Trial court did not abuse its discretion in admitting evidence of automatically generated GPS data from defendant’s ankle monitor. Following his felony conviction, defendant was released from custody with an ankle monitor pursuant to the Kern County Sheriff Department’s Electronic Monitoring Program (EMP). The ankle monitor transmitted signals concerning defendant’s location at specific dates and times to the EMP’s computer tracking system via a Global Positioning Device (GPS). Defendant was arrested after GPS data showed he left the county and state on multiple occasions without permission. Following an evidentiary hearing, the trial court admitted a report about the GPS signals sent from his ankle monitor. A jury convicted defendant of escaping from the EMP (Pen. Code, § 4532, subd. (b)). On appeal, defendant raised authentication and hearsay challenges to the admission of the GPS evidence. Held: Affirmed. Evidence Code section 1552 creates a presumption that printed representations of computer information are accurate representations of such information. If a party introduces evidence that a printed representation is inaccurate or unreliable, then the proponent of the evidence must offer foundational evidence that the computer was operating properly. (People v. Hawkins (2002) 98 Cal.App.4th 1428, 1450.) Here, a sergeant testified about his familiarity with how the ankle monitor transmitted defendant’s location through GPS data, how the computer software tracked this information, and how the GPS report was generated, as well as the accuracy and reliability of the GPS report. This testimony was sufficient to authenticate the report, and defendant did not introduce any evidence to undermine the reliability of the evidence and refute section 1552’s presumption. Furthermore, the reliability of the GPS data was corroborated by defendant’s admissions that he left Kern County because of his long-haul trucking job. The trial court did not abuse its discretion when it overruled defendant’s authentication objections.
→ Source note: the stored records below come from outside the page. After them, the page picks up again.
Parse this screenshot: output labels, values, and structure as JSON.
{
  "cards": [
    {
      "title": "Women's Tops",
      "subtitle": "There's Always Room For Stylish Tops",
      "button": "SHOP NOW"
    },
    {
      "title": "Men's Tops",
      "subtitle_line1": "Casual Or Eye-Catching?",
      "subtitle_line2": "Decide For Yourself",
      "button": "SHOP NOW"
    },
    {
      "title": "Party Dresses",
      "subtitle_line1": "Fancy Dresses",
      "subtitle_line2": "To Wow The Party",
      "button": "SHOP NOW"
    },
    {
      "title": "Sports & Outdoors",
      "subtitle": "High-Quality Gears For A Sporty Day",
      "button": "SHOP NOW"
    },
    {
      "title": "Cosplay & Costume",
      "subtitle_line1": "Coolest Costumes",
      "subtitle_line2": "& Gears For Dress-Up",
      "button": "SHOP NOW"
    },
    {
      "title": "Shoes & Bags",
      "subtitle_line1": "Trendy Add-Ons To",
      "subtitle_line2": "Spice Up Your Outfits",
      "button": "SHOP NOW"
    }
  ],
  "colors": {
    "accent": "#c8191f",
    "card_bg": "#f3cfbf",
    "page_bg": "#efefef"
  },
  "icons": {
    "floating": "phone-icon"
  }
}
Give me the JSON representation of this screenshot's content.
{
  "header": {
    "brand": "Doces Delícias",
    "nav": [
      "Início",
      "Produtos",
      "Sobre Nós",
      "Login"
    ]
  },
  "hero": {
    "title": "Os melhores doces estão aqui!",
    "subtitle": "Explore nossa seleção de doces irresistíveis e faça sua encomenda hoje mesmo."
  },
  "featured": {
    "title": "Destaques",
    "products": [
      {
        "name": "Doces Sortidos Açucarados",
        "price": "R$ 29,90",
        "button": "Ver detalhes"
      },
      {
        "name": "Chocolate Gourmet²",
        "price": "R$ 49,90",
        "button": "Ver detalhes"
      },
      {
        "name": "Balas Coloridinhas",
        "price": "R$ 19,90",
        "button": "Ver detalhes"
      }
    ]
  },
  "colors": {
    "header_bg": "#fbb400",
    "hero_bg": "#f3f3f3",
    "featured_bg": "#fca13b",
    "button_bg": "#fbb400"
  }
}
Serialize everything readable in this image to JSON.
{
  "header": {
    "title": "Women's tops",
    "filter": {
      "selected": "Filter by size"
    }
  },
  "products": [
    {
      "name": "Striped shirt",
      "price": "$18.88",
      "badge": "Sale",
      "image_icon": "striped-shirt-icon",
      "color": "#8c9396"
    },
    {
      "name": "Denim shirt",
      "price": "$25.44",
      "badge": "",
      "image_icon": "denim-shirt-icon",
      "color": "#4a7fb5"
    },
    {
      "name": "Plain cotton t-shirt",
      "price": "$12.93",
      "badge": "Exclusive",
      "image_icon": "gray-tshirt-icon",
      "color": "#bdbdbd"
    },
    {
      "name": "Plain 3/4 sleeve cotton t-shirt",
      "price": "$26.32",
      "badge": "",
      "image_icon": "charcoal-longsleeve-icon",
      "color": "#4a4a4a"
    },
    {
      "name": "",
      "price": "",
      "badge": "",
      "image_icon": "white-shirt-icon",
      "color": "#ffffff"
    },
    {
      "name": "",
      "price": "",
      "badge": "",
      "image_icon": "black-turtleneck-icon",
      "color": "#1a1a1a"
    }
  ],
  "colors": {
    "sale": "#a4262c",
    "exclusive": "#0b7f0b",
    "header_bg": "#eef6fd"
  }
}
The trial court did not abuse its discretion in overruling defendant’s hearsay objections to the computer-generated GPS data. Some California cases have held that computer records were hearsay and were admissible if the requirements for the official or business records exception to the hearsay rule were satisfied. However, where a computer is programmed to generate information on its own, the computer-generated information is not hearsay because it is not a statement by a person. (People v. Hawkins (2002) 98 Cal.App.4th 1428, 1449.) The concerns of the hearsay rule are not implicated with computer-generated records because evidence is not the product of human intervention. Here, the ankle monitor automatically sent signals of defendant’s location to the GPS, which automatically generated the computer data about defendant’s location at the specific dates and times. The resulting GPS report did not contain a statement by a person about the data, and thus was not hearsay.
The computer-generated report of GPS data was not testimonial hearsay. Defendant argued the GPS report was inadmissible because it constituted testimonial hearsay within the meaning of Melendez-Diaz v. Massachusetts (2009) 557 U.S. 305. However, the evidence was not hearsay. Moreover, it was not “testimonial” because it was originally transmitted from the ankle monitor to the sheriff’s department to administer defendant’s release from the EMP. Thus, the report was created for the administration of an entity’s affairs, not for the purpose of establishing or proving some fact at trial.